Hint: This question is from the topic of quadratic equation. In this question, we will find the value of x. In solving this question, we will convert the term x in the form of t that is \[x={{t}^{2}}\]. After that, we will solve the equation. We will find the value of t from the solved equation using Sridharacharya’s rule. After finding the value of t, we will square the values of t and then those terms will be the value of x.

Complete step by step solution:
Let us solve this question.
In this question, we have asked to solve the equation \[x-15\sqrt{x}+56=0\]. In this equation, we will find the value of x.
The given equation is
\[x-15\sqrt{x}+56=0\]
Now, let us take the term x as the square of t that is \[x={{t}^{2}}\]. Then, we can write the above equation as
\[\Rightarrow {{t}^{2}}-15\sqrt{{{t}^{2}}}+56=0\]
As we know that \[\sqrt{{{t}^{2}}}\] can also be written as \[t\], so the above equation can also be written as
\[\Rightarrow {{t}^{2}}-15t+56=0\]
Now, let us solve the above equation using Sridharacharya’s rule.
The value of t for the equation \[{{t}^{2}}-15t+56=0\] will be
\[t=\dfrac{-\left( -15 \right)\pm \sqrt{{{\left( -15 \right)}^{2}}-4\times 1\times 56}}{2\times 1}=\dfrac{15\pm \sqrt{225-224}}{2}\]
The above can also be written as
\[t=\dfrac{15\pm \sqrt{1}}{2}=\dfrac{15\pm 1}{2}\]
From here, we can say that the values of t are \[\dfrac{15+1}{2}\] and \[\dfrac{15-1}{2}\]
Or, we can say that the values of t are \[\dfrac{16}{2}\] and \[\dfrac{14}{2}\]
Hence, we get the values of t as 8 and 7.
Now, we know that we have taken x as \[{{t}^{2}}\].
So, we can say that the values of x will be \[{{8}^{2}}\] and \[{{7}^{2}}\] or we can say 64 and 49.

Hence, we have solved the equation \[x-15\sqrt{x}+56=0\] and have found the value of x as 64 and 49.

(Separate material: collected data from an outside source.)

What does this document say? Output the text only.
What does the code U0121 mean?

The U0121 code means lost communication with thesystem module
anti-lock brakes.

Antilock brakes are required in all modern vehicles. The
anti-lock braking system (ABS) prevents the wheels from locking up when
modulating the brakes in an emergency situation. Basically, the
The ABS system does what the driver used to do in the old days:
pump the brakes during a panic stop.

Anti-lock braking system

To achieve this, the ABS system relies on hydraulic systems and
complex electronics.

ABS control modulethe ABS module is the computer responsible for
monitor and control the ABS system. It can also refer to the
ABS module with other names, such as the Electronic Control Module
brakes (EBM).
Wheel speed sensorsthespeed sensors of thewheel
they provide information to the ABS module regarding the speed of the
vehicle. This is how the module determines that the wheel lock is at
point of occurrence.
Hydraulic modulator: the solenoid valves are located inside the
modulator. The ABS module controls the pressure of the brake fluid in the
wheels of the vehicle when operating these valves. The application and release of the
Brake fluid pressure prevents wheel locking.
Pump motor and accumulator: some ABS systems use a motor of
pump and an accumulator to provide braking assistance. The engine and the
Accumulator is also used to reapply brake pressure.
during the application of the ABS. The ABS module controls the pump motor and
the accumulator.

Note: We should have a better knowledge in the topic of quadratic equations. We should know about Sridharacharya’s rule. The Sridharacharya’s rule says that if we have given equation as \[a{{t}^{2}}+bt+c=0\], then the value of t from this equation will be \[t=\dfrac{-b\pm \sqrt{{{b}^{2}}-4ac}}{2a}\]. We should know the square of some specific numbers like the square of 7 is 49 and the square of 8 is 64. And also remember that, the square root of a term will be equal to the same term or we can say \[\sqrt{{{t}^{2}}}=t\].